Six bills passed Monday by the Senate Ways & Means Committee are among eight bills sponsored by Sen. Claire Wilson (D-Auburn) that continue to move through the Legislature.

Those bills include:

  • SB 6038, to maximize the availability of childcare by increasing stability among small-business childcare providers by making them eligible for a B&O tax exemption currently awarded other childcare providers;
  • SB 5908, to streamline eligibility for the Extended Foster Care program to allow more young people 18-21 to participate in the program while also expanding the supports available to them. This addresses the large number of youths who leave foster care and become unhoused or face significant financial hardship.
  • SB 5799, to expand food product integrity by establishing the misdemeanor offense of selling products said to meet Islamic standards for halal foods when the seller knows that the product fails to meet those standards either because of its contents or preparation methods;
  • SB 6109, a children and families fentanyl response bill which relates to support of children, families, child welfare workers and the courts by improving services and clarifying the child removal process in circumstances involving high-potency synthetic opioids;
  • SB 5893, to expand ‘gate money’ eligibility (a stipend currently available to a very small number of individuals exiting partial confinement) to anyone being released from custody, including people exiting under supervision, those in the graduated re-entry program or under the community parenting alternative program, or in re-entry centers and work release to help support successful reintegration into the community; and
  • SB 5953, to improve the ability of people to transition successfully into their communities upon release from the corrections system by extending eligibility for Pell Grants to all correctional institutions. In a limited program at the Washington Corrections Center for Women in Purdy, access to higher education has not only led to more successful transitions but provided an area of focus for incarcerated individuals, improving safety both for them and for staff.

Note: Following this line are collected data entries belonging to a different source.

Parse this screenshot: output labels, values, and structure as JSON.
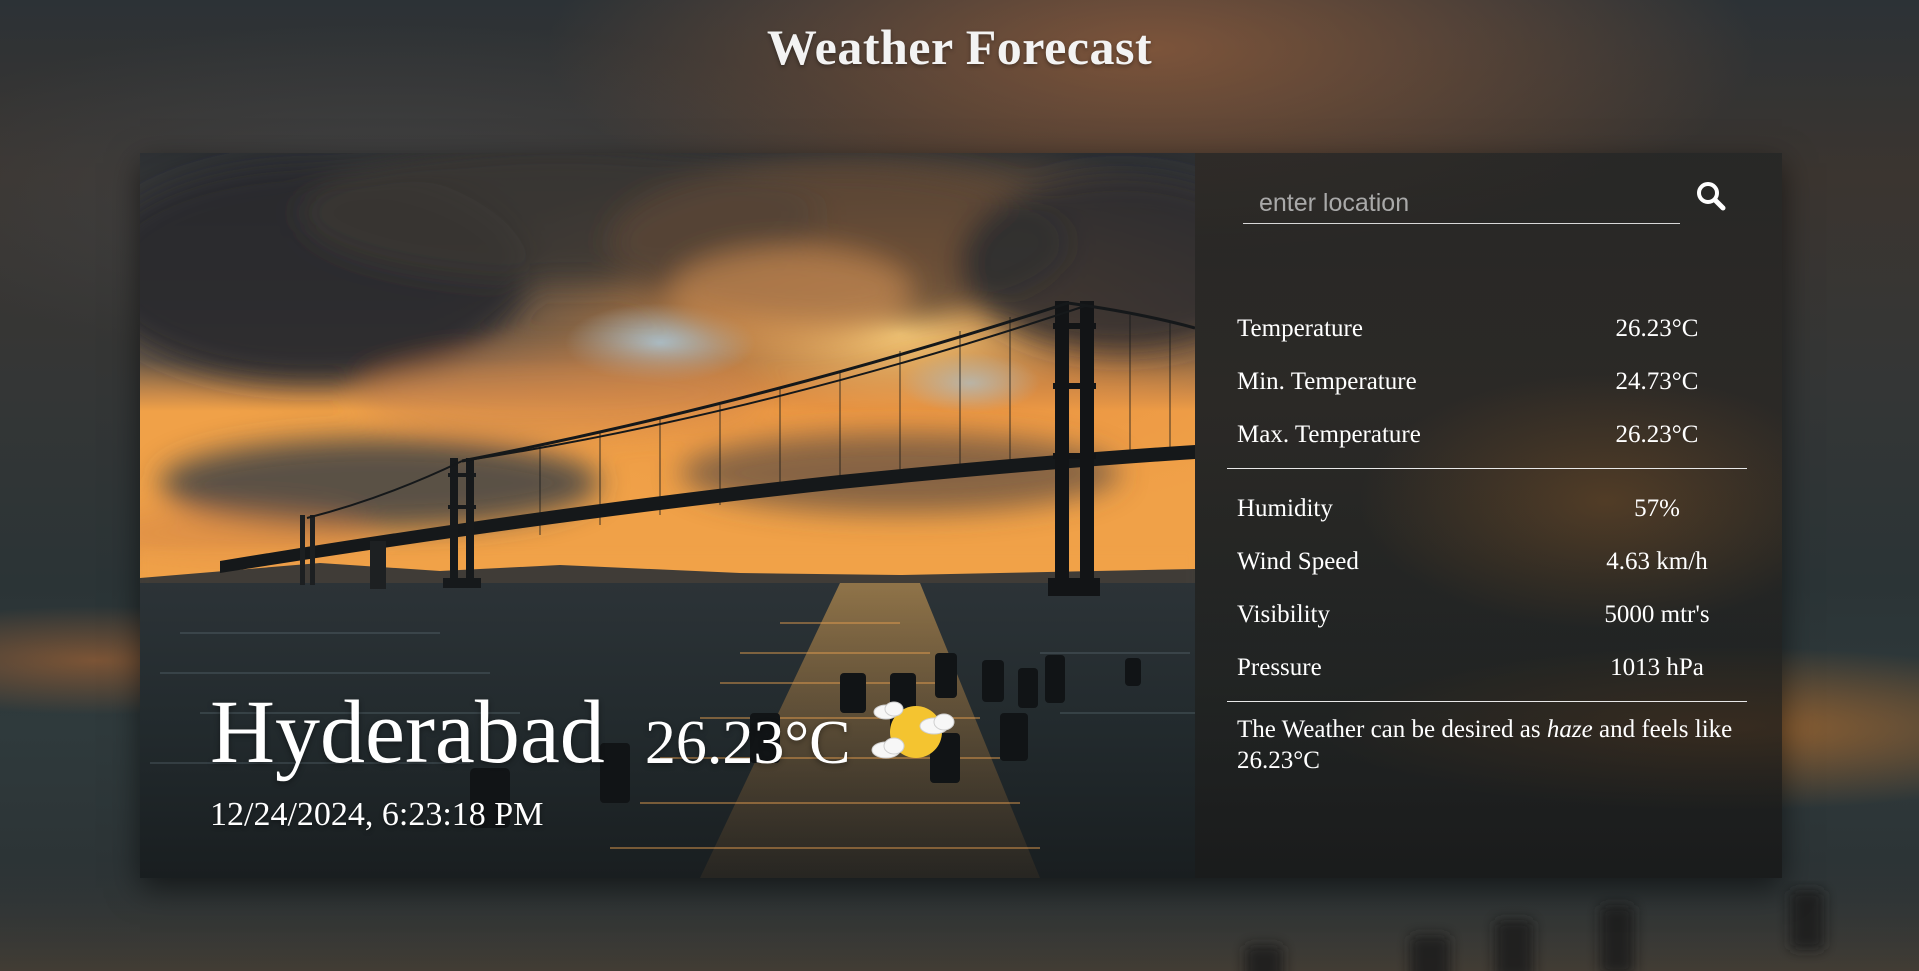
{
  "page": {
    "title": "Weather Forecast"
  },
  "current": {
    "city": "Hyderabad",
    "temperature": "26.23°C",
    "datetime": "12/24/2024, 6:23:18 PM",
    "icon": "partly-cloudy-sun-icon"
  },
  "search": {
    "placeholder": "enter location",
    "value": "",
    "icon": "search-icon"
  },
  "details": {
    "temperature": {
      "label": "Temperature",
      "value": "26.23°C"
    },
    "min_temperature": {
      "label": "Min. Temperature",
      "value": "24.73°C"
    },
    "max_temperature": {
      "label": "Max. Temperature",
      "value": "26.23°C"
    },
    "humidity": {
      "label": "Humidity",
      "value": "57%"
    },
    "wind_speed": {
      "label": "Wind Speed",
      "value": "4.63 km/h"
    },
    "visibility": {
      "label": "Visibility",
      "value": "5000 mtr's"
    },
    "pressure": {
      "label": "Pressure",
      "value": "1013 hPa"
    }
  },
  "description": {
    "prefix": "The Weather can be desired as ",
    "condition": "haze",
    "middle": " and feels like ",
    "feels_like": "26.23°C"
  },
  "colors": {
    "text": "#ffffff",
    "placeholder": "#a9a9a9",
    "sun": "#f4c430",
    "accent_sky": "#e0913a"
  }
}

In addition, two Wilson bills approved earlier by other Senate committees await consideration by the full Senate:

  • SB 5938, to bring the partial re-entry program for incarcerated parents of infants in line with other re-entry programs by extending it from 12 months to 18 months. This will broaden participation by people who currently do not participate because the program is only 12 months, while other re-entry programs feature up to 18 months, but do not focus on the needs of parents; and
  • SB 5941, a multipurpose cleanup bill that aligns and condenses an array of important Working Connections Child Care Subsidy program policies that have been passed piecemeal in recent years. It does not change policy but simply makes technical changes to organize the delivery of state services and programs more efficiently.

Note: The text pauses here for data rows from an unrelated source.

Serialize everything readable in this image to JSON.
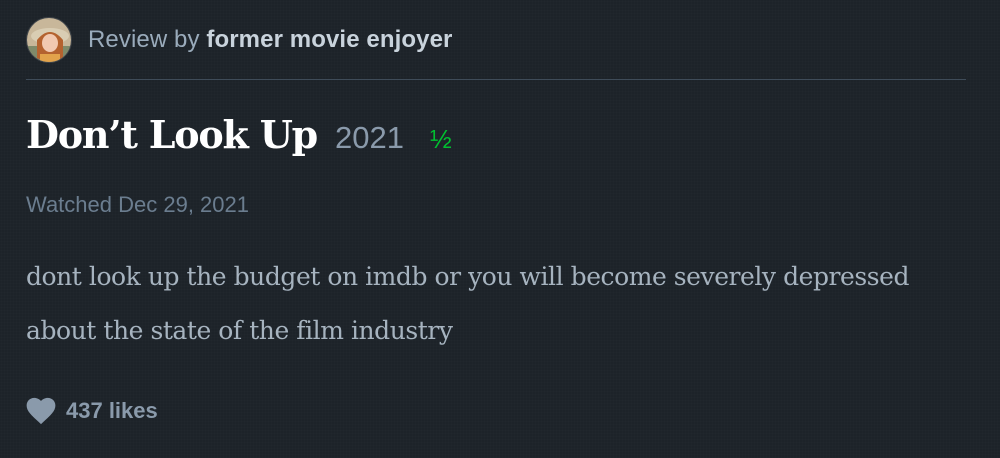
{
  "header": {
    "avatar_icon": "user-avatar-photo",
    "review_by_label": "Review by",
    "author_name": "former movie enjoyer"
  },
  "film": {
    "title": "Don’t Look Up",
    "year": "2021",
    "rating": "½"
  },
  "watched_text": "Watched Dec 29, 2021",
  "review_text": "dont look up the budget on imdb or you will become severely depressed about the state of the film industry",
  "likes": {
    "icon": "heart-icon",
    "label": "437 likes"
  },
  "colors": {
    "background": "#1d2329",
    "rating_green": "#00c030",
    "title_white": "#ffffff"
  }
}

As today was the deadline for committees to approve bills with fiscal impacts, bills that have not been passed out of committees are considered inactive and ineligible for consideration this year. Though Wilson’s SB 5870 failed to make it out of committee, its goals would be achieved through a combination of two bills still moving through the House, HB 2124 and HB 1945. Together, those bills would maintain high-demand childcare services by extending eligibility for Working Childcare Connections and ECEAP to critically needed childcare providers who are struggling economically.

Lastly, Wilson plans to achieve the goals of another bill that failed to clear committee, SB 6018, by adding a proviso to the Senate operating budget to restore funding for early learning coordinators regionally. Ever since grant funding for ESD coordinator positions lapsed several years ago, this critical work has either been scaled back, gone undone, or in some cases been completed piecemeal.